Ao anunciar que gastará R$ 10 bilhões a menos do que estava previsto, o governo está dizendo que cortará despesas lançadas no orçamento, que eram desejos e não gastos obrigatórios. As despesas públicas compõem-se de seis itens: pessoal, custeio, investimentos, transferências diretas (a exemplo do Bolsa Família e aposentadorias) juros e amortização de dívidas vincendas no ano. As despesas que o governo tem condições políticas de reduzir são as de custeio e os investimentos públicos. Os gastos com pessoal, as transferências diretas, os juros e as amortizações da dívida são valores praticamente definidos e quase impossíveis de cortar no correr do próprio ano. As despesas de custeio (viagens, diárias, vigilância, material de escritório, água, luz, telefone etc.) totalizam R$ 35 bilhões em 2010 e não é possível reduzir R$ 10 bilhões somente nessa rubrica. Portanto, a conclusão é uma só: virão cortes de investimentos.
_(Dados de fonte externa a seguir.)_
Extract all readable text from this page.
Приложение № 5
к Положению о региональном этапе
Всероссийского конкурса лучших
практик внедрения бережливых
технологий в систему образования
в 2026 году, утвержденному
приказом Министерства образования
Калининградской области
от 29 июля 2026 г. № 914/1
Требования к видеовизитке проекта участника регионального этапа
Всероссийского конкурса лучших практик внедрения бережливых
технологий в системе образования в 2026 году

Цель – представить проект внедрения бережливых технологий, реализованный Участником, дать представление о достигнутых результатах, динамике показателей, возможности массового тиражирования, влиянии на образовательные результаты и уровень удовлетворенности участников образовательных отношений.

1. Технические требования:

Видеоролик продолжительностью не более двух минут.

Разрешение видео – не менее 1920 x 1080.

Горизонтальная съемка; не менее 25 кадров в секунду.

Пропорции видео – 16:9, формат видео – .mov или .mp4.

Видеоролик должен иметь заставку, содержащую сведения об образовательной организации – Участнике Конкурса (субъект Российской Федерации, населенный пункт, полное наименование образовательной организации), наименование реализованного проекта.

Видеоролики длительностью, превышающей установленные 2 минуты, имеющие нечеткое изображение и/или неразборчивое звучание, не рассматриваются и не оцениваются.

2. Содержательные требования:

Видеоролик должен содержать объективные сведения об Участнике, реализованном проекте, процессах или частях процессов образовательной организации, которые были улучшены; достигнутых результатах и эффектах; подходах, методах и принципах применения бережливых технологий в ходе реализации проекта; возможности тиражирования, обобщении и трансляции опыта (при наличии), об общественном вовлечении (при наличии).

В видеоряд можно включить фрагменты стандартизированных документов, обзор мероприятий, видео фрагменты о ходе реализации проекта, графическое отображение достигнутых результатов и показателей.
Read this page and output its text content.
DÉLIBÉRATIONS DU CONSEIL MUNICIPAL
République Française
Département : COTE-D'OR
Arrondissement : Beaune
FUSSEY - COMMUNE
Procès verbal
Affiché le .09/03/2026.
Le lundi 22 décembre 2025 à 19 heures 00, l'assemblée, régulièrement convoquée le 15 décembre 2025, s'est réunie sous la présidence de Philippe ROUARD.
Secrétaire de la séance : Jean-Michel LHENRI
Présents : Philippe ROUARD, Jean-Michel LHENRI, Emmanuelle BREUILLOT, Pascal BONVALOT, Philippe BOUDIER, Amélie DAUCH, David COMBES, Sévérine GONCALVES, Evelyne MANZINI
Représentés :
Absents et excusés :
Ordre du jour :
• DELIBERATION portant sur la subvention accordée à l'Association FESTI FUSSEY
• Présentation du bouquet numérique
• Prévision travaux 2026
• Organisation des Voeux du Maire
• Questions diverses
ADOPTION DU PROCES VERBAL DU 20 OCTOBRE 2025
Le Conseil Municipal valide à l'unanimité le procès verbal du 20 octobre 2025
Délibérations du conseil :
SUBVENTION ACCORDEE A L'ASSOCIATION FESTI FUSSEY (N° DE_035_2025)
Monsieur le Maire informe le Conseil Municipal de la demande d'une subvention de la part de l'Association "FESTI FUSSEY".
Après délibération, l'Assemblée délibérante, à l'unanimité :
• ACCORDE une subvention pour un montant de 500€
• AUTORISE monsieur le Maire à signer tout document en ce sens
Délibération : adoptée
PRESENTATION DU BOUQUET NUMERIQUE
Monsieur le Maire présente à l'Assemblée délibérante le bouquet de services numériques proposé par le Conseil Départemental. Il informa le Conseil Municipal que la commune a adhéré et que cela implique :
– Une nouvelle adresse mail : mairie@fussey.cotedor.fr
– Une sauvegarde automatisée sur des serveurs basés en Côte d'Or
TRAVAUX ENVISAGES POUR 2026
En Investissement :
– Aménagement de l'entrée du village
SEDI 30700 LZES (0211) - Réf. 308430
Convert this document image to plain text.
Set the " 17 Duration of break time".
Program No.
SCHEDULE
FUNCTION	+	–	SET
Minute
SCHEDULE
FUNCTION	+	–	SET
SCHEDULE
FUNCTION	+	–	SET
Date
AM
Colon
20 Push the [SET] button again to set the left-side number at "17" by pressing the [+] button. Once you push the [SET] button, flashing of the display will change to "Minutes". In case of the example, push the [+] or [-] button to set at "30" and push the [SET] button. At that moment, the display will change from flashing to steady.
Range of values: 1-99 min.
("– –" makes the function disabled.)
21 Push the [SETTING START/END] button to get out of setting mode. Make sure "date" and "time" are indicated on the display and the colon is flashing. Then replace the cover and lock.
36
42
O que sobra de todo esse barulho é que o governo tomou consciência de que ele aumentou demais os gastos com a máquina administrativa, contratou muita gente, foi relaxado na concessão de reajustes salariais e, agora, não escapará de diminuir os gastos com investimentos, que são os mais necessários para o país. Infelizmente, o gasto mais importante para preparar o crescimento futuro do Brasil é o investimento em infraestrutura física e social: energia, transporte, portos, aeroportos, hospitais, escolas etc., e é justamente esse tipo de gasto que sofrerá reduções. Ademais, é nesse cenário que o governo anuncia a reativação da Telebrás, estatal que deverá responsabilizar-se por levar internet de banda larga à população, para o que serão necessários investimentos de bilhões de reais, dinheiro que o governo não tem.
O erro não está em o governo anunciar corte nos seus gastos, como forma de reduzir o déficit público, diminuir a demanda agregada e não elevar a já aquecida demanda agregada, tudo para combater a inflação e impedir a elevação da taxa de juros. O erro está no fato de o governo Lula ter sido mão aberta na concessão de reajustes salariais para o funcionalismo, ter exagerado no aumento do pessoal da máquina pública, ter soltado os gastos da Previdência Social e confiado demais na estrela do governo. A conta chegou e ela tem de ser paga, mesmo sendo ano eleitoral. A piora nos resultados das contas públicas no primeiro trimestre deste ano acendeu a luz vermelha, mostrando que ou o governo põe o pé no freio dos seus gastos ou as contas fiscais vão piorar e a população vai sofrer as consequências. A dúvida é se a redução de R$ 10 bilhões nos gastos será suficiente para evitar o pior. Parece que será pouco.